Aberlemno’s Pictish Stones

Found in various locations in Scotland, Pictish stones have fascinated scholars for generations. Dating back to the 6th to 9th centuries, these large stone monuments are engraved with various symbols, the meanings of which continue to be debated today. Some of the earlier stones have Ogham inscriptions (Ogham being an early medieval Irish alphabet), while some later stones feature crosses attesting to the Christianization of the Picts, who are thought to have merged with the Gaels.

Dating back to the 7th and 8th centuries AD, the Pictish Symbol Stones in the small village of Aberlemno in the Scottish council area of Angus will be of interest to history enthusiasts. Six stones were discovered in and around the village and visitors can view three of these in their original locations, and a fourth in the grounds of Aberlemno Kirk among the gravestones of locals buried there. Identified as ‘Aberlemno 2’, the Pictish stone is a cross slab measuring almost 2m high by 0.3m thick and 1.3m wide. The description ‘cross slab’ is a reference to the ornately patterned cross carved on it. The cross stands out, with the background of the stone carved with serpents, sea horses and other dragon-like beasts intertwined. On the back of the stone is a battle scene, with warriors on foot and others on horseback. It is generally agreed that this is a depiction of the Battle of Dunnichen which took place between invaders from Northumbria and Pictish defenders in May 685 north of Aberlemno – a battle which the Picts won.
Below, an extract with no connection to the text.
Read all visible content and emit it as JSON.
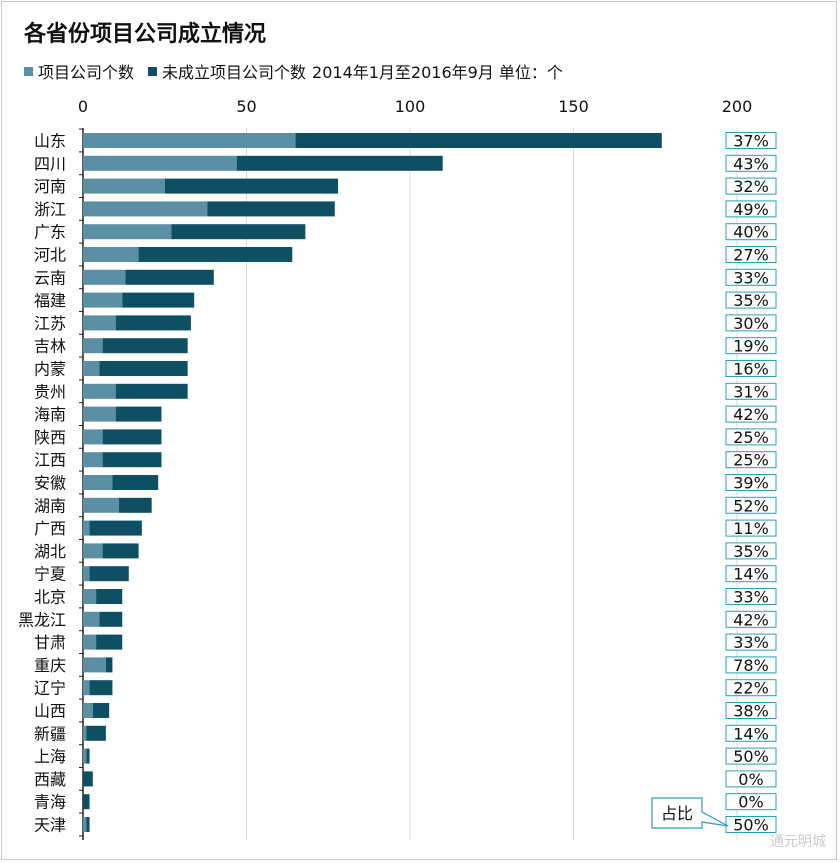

The three roadside stones stand separate from each other and can only be viewed from April to September, as they are otherwise covered in wooden boxes to protect from the winter elements. Referred to as ‘Aberlemno 3’, the largest of the stones stands at a height of 2.8m and is also a cross slab. The back of this particular slab has been divided into three sections, with the top featuring Pictish symbols, the next section down depicting a hunting scene, and the lower section featuring what is thought to be Biblical scenes. Aberlemno 1 is the oldest of the stones and features a series of Pictish symbols, while the central stone either had no marking carved on it, or they have been erased by the elements.

Certainly, Aberlemno’s Pictish Stones are interesting attractions to view when visiting this charming region of Scotland.